Pese a los intentos de actores externos como Rusia, Irán y China, entre otros, de impulsar un arreglo entre sirios y el inicio del diálogo, la situación se deteriora, pues otros insisten en apoyar la revuelta, enviar armas, proporcionar financiamiento e inteligencia a los mercenarios y rebeldes, y solicitar la salida del presidente Bashar al-Assad, como condición para negociar.

Hoy nadie se atreve a predecir el desenlace de la agresión contra Siria, aunque la mayoría alerta sobre las implicaciones del conflicto para toda la explosiva región levantina, donde incluso, hasta las monarquías que apoyan la revuelta están en peligro, y por consiguiente los mercados de gas y petróleo.

De igual manera, el impulso que le da Occidente a las bandas armadas también preocupa en muchas capitales europeas e incluso en Washington. Hay temor que un desenlace en esta nación sea aprovechado por grupos extremistas musulmanes vinculados a la red Al-Qaeda para llevar sus acciones fuera de la región.

En semanas recientes aumentó la violencia del conflicto: hay mas explosiones terroristas en la capital, violentos enfrentamientos en provincias e incesantes bombardeos de sitios, donde hay presencia de las bandas.

Lo anterior resulta indicativo de una escalada de la crisis, mientras las gestiones diplomáticas no avanzan por falta de acuerdo entre las partes y la fractura existente entre los llamados opositores, muchos mercenarios y otros sirios que llevan 20, 30 o 40 años fuera del país, como aseguró recientemente la secretaria norteamericana de Estado, Hillary Clinton.

Hacia esa falta de unidad entre las "fuerzas rebeldes" apuntan las reuniones en Doha, Catar, impulsadas por Washington, para darle un maquillaje a los opositores, con elementos que participan en la revuelta interna, la cual de cierta forma no goza del apoyo de gran parte de la población.

Washington espera que los contrarios al gobierno del presidente Al-Assad cierren filas y se conviertan en una opción para un diálogo o tratar de imponer por la fuerza un cambio en Siria.

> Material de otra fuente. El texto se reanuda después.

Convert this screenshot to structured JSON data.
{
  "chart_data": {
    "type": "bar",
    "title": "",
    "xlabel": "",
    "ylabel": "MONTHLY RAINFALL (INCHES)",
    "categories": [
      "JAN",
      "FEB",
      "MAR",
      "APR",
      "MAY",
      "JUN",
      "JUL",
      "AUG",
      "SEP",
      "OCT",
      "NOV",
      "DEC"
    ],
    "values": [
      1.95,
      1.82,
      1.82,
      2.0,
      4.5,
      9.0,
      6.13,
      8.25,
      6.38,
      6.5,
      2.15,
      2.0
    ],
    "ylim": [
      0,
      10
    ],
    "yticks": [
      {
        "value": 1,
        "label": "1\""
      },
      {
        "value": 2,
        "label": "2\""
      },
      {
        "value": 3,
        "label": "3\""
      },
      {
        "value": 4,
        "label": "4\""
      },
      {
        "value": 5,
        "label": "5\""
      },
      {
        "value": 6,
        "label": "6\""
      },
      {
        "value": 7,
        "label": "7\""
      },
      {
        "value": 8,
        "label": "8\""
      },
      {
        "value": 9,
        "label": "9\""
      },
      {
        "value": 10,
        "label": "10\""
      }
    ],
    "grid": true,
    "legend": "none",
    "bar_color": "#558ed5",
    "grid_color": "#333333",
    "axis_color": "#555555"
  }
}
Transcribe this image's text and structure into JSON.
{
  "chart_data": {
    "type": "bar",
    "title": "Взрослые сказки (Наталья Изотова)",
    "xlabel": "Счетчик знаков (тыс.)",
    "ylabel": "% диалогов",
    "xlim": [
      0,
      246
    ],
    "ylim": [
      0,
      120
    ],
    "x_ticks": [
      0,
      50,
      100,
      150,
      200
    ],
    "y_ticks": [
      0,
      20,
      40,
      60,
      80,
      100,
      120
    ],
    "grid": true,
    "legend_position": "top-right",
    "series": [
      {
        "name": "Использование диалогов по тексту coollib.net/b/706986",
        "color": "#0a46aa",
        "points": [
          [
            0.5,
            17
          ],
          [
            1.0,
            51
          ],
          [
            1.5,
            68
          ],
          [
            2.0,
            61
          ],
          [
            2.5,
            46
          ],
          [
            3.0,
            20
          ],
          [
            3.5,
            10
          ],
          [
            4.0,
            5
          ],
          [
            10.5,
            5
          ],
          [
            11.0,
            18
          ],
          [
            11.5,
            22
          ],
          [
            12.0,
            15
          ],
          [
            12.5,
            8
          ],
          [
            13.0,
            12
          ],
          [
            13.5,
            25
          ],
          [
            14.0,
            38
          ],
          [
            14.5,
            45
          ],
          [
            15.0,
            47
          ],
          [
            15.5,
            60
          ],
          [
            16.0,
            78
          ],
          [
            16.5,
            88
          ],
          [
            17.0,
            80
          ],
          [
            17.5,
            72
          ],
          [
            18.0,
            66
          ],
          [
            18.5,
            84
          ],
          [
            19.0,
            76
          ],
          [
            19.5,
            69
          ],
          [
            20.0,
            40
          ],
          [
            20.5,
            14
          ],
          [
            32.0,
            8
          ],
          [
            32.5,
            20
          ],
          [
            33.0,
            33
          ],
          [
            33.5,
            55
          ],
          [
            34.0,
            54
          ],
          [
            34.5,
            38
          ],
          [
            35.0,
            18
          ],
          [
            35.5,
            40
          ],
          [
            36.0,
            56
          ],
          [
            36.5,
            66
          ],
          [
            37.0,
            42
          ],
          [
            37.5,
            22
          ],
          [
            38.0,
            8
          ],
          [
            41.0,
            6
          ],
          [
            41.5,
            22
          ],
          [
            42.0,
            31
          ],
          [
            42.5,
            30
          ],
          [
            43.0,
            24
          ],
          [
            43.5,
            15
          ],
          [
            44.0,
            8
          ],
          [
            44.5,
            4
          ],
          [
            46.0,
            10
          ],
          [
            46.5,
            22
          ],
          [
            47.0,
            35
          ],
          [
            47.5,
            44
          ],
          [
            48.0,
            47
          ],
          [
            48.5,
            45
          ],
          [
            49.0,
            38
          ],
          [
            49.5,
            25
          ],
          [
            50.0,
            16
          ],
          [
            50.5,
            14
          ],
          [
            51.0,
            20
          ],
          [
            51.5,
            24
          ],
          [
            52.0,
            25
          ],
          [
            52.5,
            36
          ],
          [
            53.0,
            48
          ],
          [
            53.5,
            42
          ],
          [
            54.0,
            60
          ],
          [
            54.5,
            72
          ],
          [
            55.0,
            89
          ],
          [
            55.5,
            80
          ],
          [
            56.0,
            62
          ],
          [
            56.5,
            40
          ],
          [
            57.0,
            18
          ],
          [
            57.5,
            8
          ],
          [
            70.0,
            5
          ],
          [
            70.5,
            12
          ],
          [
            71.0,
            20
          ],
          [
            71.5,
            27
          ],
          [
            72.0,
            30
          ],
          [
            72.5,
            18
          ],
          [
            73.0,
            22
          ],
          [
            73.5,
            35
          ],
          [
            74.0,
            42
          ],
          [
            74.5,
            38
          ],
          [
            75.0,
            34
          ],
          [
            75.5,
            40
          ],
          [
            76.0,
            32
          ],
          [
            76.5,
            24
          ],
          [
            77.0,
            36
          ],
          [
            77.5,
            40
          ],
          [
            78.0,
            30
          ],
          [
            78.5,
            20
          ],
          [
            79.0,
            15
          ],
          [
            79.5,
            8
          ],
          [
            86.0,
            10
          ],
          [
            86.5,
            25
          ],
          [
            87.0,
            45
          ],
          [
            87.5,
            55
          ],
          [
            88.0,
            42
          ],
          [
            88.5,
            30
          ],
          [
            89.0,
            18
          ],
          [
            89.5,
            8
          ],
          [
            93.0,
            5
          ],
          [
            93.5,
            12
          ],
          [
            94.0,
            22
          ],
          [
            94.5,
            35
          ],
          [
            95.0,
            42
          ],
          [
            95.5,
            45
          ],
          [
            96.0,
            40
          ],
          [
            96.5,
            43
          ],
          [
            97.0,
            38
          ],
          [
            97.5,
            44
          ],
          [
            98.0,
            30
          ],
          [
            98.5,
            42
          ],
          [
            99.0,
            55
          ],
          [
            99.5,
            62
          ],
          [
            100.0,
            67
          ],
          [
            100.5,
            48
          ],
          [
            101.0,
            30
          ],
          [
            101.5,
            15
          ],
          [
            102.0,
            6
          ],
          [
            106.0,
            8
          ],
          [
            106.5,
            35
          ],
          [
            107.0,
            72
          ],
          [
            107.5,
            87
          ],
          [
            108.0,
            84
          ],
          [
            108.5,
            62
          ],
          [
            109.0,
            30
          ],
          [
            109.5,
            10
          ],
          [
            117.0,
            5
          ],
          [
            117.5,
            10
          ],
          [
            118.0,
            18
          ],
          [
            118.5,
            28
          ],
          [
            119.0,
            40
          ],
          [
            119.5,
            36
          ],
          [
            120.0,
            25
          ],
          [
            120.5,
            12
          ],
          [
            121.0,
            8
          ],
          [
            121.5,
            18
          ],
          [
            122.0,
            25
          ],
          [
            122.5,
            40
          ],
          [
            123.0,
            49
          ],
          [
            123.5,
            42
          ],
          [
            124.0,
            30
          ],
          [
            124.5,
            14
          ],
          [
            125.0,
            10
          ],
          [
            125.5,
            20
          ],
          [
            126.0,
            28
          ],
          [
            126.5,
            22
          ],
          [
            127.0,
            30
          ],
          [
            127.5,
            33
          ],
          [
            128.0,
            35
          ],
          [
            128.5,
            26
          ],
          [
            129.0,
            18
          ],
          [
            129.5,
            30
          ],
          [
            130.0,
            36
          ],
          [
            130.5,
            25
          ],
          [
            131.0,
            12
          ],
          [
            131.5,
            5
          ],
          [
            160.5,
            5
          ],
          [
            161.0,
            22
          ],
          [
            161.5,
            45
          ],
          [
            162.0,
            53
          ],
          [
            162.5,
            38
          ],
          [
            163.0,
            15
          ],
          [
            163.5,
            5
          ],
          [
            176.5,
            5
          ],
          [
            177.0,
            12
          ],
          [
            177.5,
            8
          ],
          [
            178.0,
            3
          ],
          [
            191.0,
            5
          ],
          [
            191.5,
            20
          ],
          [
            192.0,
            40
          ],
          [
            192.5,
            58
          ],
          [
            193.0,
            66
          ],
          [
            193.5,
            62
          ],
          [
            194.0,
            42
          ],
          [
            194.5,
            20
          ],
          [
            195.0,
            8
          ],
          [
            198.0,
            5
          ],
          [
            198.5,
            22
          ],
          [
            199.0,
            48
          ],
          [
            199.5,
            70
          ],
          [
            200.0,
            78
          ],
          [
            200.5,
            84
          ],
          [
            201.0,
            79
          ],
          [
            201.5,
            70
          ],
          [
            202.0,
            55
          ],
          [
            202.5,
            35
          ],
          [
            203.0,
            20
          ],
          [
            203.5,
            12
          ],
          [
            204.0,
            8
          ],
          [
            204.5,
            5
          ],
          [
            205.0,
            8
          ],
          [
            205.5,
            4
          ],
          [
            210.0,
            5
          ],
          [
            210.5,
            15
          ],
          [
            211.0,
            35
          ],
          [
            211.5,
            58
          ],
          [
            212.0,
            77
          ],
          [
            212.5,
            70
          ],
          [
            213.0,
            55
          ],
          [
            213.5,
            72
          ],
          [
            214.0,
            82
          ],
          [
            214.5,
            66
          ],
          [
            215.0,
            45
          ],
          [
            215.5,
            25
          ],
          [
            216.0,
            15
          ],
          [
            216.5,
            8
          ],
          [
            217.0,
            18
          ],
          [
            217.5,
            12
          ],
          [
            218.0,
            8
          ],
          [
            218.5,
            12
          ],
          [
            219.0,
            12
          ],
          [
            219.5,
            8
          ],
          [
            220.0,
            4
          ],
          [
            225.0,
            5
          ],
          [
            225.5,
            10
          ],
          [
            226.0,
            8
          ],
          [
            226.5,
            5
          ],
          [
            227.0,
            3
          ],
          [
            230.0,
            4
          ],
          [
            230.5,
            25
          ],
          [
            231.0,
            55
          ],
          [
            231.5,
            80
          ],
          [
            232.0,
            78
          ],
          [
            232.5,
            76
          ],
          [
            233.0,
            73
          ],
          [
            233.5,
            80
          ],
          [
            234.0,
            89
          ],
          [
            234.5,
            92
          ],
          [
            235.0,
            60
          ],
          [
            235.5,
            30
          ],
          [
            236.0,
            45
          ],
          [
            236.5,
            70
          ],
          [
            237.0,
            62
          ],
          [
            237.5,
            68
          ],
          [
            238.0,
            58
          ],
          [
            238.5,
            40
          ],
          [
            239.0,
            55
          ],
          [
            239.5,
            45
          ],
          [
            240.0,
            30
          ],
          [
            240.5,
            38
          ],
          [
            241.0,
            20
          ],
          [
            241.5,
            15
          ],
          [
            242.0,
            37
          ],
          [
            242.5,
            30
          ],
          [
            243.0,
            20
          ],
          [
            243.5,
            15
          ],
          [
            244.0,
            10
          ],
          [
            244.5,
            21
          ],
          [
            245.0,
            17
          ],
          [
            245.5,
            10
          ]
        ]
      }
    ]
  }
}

Actualmente pocos se atreven a predecir hacia donde va la crisis y cuales son las opciones.

En términos internos prosigue la acción de los escuadrones de la muerte, más recientemente con la masacre de al menos 30 personas en la ciudad de Harem, provincia de Idleb, y de 28 prisioneros en la localidad de Saraqeb, y el Gobierno acude más a la aviación para enfrentar a las pandillas irregulares.

Es evidente que la situación se complica por día. El EAS aún no emplea todo su armamento ni fuerzas contra las bandas armadas, algo que pudiera ocurrir como ultima opción, pero descuidaría la defensa del país contra una potencial agresión externa.

A grandes rasgos así es como perciben el avance de la crisis algunos comentaristas internacionales, medios de prensa y analistas, pero sin atreverse a dar un pronóstico sobre hacia dónde estaría la solución.